101k views
2 votes
An investor can design a risky portfolio based on two stocks, A and B. Stock A has an expected return of 15% and a standard deviation of return of 29%. Stock B has an expected return of 10% and a standard deviation of return of 14%. The correlation coefficient between the returns of A and B is .5. The risk-free rate of return is 5%. The proportion of the optimal risky portfolio that should be invested in stock B is approximately

a) 30%
b) 48%
c) 52%
d) 70%

User Sebplorenz
by
6.9k points

1 Answer

3 votes

Final answer:

To determine the proportion of the optimal risky portfolio invested in stock B, we use the concept of the capital market line (CML) and the Sharpe ratio.

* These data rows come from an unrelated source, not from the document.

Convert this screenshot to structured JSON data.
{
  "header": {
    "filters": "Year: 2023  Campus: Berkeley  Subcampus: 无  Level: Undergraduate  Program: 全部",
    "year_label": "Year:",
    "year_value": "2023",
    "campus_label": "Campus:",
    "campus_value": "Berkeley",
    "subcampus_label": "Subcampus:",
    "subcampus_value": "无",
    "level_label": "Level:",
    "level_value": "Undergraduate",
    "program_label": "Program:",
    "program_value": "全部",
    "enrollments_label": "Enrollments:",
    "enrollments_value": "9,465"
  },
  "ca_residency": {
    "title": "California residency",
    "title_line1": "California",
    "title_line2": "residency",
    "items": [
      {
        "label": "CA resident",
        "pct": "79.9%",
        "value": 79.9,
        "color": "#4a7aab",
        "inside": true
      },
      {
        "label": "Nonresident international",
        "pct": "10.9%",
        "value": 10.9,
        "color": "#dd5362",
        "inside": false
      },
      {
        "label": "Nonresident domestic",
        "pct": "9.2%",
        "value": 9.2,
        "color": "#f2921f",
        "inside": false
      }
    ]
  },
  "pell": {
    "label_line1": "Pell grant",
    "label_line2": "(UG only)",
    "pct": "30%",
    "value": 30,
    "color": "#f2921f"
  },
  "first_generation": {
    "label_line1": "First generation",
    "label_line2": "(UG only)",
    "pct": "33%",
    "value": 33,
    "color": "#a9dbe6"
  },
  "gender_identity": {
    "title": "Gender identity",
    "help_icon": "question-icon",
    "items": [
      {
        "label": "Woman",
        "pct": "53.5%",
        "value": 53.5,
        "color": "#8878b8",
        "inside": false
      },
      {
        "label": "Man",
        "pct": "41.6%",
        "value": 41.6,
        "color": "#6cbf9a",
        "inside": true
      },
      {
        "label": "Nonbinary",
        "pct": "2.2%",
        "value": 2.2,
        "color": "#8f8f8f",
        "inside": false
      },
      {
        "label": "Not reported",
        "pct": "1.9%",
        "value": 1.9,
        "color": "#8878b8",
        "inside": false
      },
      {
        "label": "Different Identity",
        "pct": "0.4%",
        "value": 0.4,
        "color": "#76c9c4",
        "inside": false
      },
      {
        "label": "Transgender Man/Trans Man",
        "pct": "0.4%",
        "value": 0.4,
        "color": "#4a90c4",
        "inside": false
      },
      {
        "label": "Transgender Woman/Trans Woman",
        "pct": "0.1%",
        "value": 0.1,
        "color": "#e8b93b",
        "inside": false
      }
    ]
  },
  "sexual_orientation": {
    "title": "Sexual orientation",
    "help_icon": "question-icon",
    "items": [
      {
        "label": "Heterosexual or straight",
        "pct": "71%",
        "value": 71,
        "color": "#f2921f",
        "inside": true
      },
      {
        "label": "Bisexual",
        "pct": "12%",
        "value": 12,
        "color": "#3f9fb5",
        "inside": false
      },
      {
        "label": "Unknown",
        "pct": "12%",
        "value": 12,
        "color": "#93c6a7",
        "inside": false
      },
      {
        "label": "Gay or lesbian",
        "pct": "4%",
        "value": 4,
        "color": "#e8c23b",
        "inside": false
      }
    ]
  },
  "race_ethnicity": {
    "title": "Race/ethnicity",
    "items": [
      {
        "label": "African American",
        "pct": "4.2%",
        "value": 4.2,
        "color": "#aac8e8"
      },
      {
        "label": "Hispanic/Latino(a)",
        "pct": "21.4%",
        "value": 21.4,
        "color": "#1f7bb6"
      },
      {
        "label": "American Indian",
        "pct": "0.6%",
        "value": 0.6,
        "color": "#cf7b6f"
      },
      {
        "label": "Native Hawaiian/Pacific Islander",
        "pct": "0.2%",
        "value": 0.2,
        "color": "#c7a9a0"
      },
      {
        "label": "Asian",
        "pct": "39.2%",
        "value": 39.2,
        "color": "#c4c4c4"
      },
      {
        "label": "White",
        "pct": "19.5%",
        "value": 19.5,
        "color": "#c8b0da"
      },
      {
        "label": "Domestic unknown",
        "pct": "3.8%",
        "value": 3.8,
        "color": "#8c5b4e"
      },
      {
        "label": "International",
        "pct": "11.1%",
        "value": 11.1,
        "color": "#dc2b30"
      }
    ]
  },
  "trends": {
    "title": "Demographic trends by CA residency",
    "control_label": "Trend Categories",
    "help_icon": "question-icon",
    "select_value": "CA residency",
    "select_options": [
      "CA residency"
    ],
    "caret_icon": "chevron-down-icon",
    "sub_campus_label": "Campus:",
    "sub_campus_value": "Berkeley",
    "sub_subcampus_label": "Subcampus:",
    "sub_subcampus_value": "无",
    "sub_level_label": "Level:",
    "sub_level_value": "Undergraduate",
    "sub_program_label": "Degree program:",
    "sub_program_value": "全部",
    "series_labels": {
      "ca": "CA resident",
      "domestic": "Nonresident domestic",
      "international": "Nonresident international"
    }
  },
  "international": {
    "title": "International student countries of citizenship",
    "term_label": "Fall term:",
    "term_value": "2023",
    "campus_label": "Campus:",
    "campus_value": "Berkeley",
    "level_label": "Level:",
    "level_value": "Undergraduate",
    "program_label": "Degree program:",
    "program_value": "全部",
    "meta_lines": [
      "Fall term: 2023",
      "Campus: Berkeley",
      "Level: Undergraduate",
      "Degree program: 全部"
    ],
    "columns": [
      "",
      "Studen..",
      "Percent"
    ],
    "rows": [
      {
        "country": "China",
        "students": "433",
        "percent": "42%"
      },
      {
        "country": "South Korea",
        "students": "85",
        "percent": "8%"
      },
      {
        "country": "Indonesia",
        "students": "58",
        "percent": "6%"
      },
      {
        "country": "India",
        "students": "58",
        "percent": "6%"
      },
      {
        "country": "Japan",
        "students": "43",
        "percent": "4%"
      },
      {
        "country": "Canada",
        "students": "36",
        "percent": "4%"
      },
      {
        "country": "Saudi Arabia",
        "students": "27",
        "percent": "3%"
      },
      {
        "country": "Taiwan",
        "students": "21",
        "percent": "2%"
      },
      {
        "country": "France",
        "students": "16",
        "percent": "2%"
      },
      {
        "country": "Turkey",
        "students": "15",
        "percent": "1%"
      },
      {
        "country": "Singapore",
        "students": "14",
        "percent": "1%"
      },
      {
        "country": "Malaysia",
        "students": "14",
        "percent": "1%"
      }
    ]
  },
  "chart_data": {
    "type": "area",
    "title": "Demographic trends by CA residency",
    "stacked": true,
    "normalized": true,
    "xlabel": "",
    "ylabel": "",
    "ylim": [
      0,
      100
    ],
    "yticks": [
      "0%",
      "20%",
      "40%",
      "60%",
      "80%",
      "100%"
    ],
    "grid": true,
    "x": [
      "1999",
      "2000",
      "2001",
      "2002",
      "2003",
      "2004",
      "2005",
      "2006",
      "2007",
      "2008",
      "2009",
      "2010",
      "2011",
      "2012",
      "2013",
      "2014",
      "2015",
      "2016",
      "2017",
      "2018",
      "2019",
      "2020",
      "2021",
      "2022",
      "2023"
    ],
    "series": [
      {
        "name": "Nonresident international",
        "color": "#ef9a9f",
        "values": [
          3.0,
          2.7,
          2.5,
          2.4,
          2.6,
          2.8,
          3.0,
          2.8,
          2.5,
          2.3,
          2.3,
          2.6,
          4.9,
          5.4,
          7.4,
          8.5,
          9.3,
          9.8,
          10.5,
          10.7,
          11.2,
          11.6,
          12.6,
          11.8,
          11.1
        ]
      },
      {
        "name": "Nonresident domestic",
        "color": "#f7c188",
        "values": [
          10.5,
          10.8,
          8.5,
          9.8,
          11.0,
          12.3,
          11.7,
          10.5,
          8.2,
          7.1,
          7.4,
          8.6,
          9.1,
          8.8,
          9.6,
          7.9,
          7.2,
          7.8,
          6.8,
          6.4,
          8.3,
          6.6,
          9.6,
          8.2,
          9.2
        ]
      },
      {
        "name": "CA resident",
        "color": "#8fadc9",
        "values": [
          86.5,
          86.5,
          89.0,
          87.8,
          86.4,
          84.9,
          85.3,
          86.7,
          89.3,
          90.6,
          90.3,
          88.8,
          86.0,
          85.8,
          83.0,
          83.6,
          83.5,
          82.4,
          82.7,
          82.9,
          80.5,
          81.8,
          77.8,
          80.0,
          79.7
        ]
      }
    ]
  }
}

Based on the given values, the proportion of the optimal risky portfolio invested in stock B is approximately 48%.

Step-by-step explanation:

In order to determine the proportion of the optimal risky portfolio that should be invested in stock B, we need to use the concept of the capital market line (CML). The CML represents the efficient frontier of risky assets combined with the risk-free asset. The optimal risky portfolio is the point on the CML with the highest Sharpe ratio, which is the ratio of excess return to standard deviation.

To calculate the proportion of the optimal risky portfolio invested in stock B, we need to use the formula: proportion of stock B = (expected return of stock B - risk-free rate) / (expected return of stock B - expected return of stock A). Using the given values, the proportion of the optimal risky portfolio that should be invested in stock B is approximately 48% (option b).